成年健康♂Wistar大鼠, 体质量150 g左右, 由南昌大学医学院动物科学部提供; 2-乙酰氨基芴(2-acetylaminofluorene, 2-AAF; Sigma公司); 聚乙二醇(PEG400, 上海试剂一厂); 小鼠抗大鼠OV-6 mAb(美国S Sell实验室); Mouse anti-human CX43抗体、Mouse anti-human CX32抗体(Santa Cruz公司); 抗小鼠SP试剂盒(北京中杉金桥生物技术有限公司); Lucifer yellow(LY)、Rhodamine D(Sigma公司); TRIzol(Invitrogen公司); Oligo(dT)15(北京天为时代公司); dNTPs(BM公司); M-MLV逆转录酶(Promega公司); 大鼠CX43, CX32, GADPH引物(上海生工公司).
1.2.1 动物处理及标本采集: 大鼠首先随机分成对照组、模型组. 2-AFF用分子量为400的聚乙二醇溶解成浓度为4 g/L的溶液, 模型组大鼠每天按20 mg/kg剂量灌喂, 连续4 d, 第5天不灌喂, 在乙醚吸入麻醉下行2/3肝切除, 术后次日按每天20 mg/kg剂量继续灌喂5 d(2-AFF/PH). 模型组在术后4 h, 4, 8, 12和16 d随机取6只大鼠检测. 对照组大鼠未预特殊处理, 作正常对照(n = 6). 大鼠在乙醚吸入麻醉后剖腹, 取0.5 cm×0.5 cm×0.3 cm的右肝中叶, 置中性缓冲福尔马林液固定, 备行HE染色及免疫组化; 取1.0 cm×1.0 cm×1.0 cm的右肝中叶, 行切开标记/染料示踪技术(incision loading/dye transfer, IL/DT)分析; 剪右肝中叶成50-100 mg的小块若干, 分置液氮保存, 提取总蛋白及RNA.
1.2.2 免疫组织化学染色: 石蜡切片经常规脱蜡水化后, 抗原热修复15-20 min; 按SP免疫组化试剂盒说明书操作, 一抗工作液浓度分别为: OV-6 1:80, CX32 1:250, CX43 1:300. 磷酸盐(PBS)缓冲液代替一抗做空白对照.
1.2.3 IL/DT: 方法参考文献[10-13], 在新鲜肝组织表面上滴少许(约200 μL)含有LY (5 g/L) 和RhD (5 g/L)染料的PBS缓冲液, 用刀片作3-4个深1 mm, 长7-8 mm的切口, 再于切口内注入少许染料, 室温下染料扩散3 min, 后用PBS洗3次, 每次1 min, 再将组织放入40 g/L福尔马林液内避光过夜, 石蜡包埋, 垂直切口作5 μm厚的石蜡切片, 于免疫荧光显微镜下测量LY的净染色传输距离.
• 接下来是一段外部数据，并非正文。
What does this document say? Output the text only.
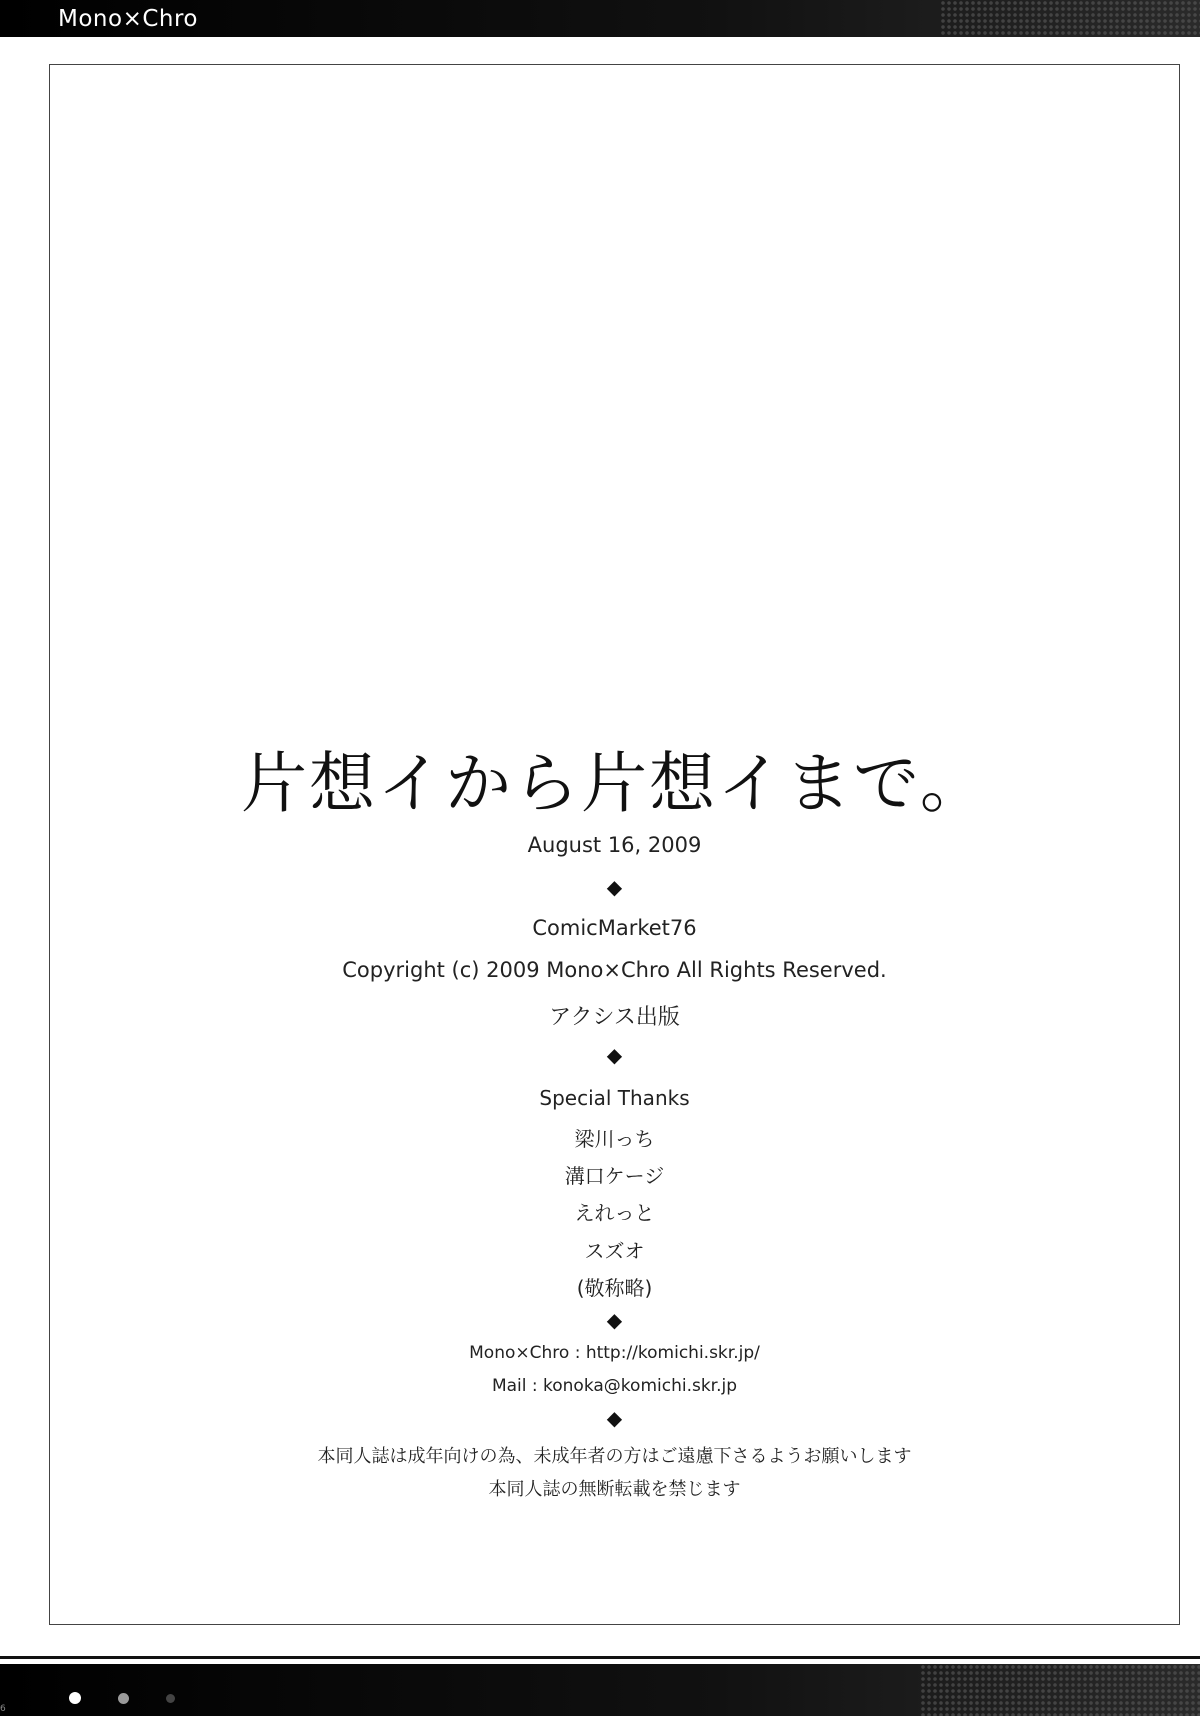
Mono×Chro
片想イから片想イまで。
August 16, 2009
◆
ComicMarket76
Copyright (c) 2009 Mono×Chro All Rights Reserved.
アクシス出版
◆
Special Thanks
梁川っち
溝口ケージ
えれっと
スズオ
(敬称略)
◆
Mono×Chro : http://komichi.skr.jp/
Mail : konoka@komichi.skr.jp
◆
本同人誌は成年向けの為、未成年者の方はご遠慮下さるようお願いします
本同人誌の無断転載を禁じます
6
1.2.4 图像分析: 每张OV-6免疫组织化学切片选取5个互不重叠且肝卵圆细胞增殖最明显的视野, 在400倍显微镜下对符合肝卵圆细胞特征(体积较小约为肝细胞直径的1/3-1/5, 细胞核呈卵圆形, 胞质较少, 略嗜碱性)且OV-6染色阳性的细胞进行计数, 其平均值作为此标本卵圆细胞增殖的数量; 每张CX32免疫组织化学切片于400倍镜下随机取5个视野, 计算CX32阳性信号数与视野内的肝细胞数之比, 作为该标本CX32的信号数; 每张IL/DT切片随机在免疫荧光显微镜下取5处测量LY和RhD的染色区域. LY的净染色区分析GJIC. 其均值作为GJIC结果.
1.2.5 CX43蛋白Western blot分析: 取100 mg肝组织在冰冻下研成粉末, 加入1.0 mL裂解缓冲液匀浆, 12 000 g 4 ℃, 离心20 min, 取上清液Folin-酚法进行蛋白质的定量-70 ℃冷冻备用. 取50 μg总蛋白加入上样缓冲液煮沸5 min变性, 经SDS-PAGE凝胶电泳, 电泳后将蛋白转至硝酸纤维素膜上; 脱脂奶封闭150 min, 与1:1000稀释的CX43抗体4 ℃孵育过夜, 再与1:500稀释的二抗孵育2 h, 与化学发光试剂ECL温浴1 min后曝光、显影和定影. X光胶片扫描后, 在医学图形分析系统上进行分析. 计算方法为: 所得CX43蛋白带的综合灰度除以对照组样本的综合灰度值即为表达量.
1.2.6 RT-PCR检测肝组织CX32, CX43 mRNA表达: 取肝组织50-100 mg, 总RNA提取用TRIzol试剂按说明操作进行. cDNA采用M-MLV RT kit(Promaga, USA)试剂盒进行. CX32, CX43和GADPH引物设计利用PrimerPremier5.0软件(PremierBiosoft, CA)设计完成. 引物序列及长度见表1. PCR反应条件: 94 ℃预变性5 min, 94 ℃变性40 s, 58 ℃退火45 s(CX32, GADPH)、63 ℃退火45 s(CX43), 72 ℃延伸1 min, 30个循环后, 72 ℃延伸10 min.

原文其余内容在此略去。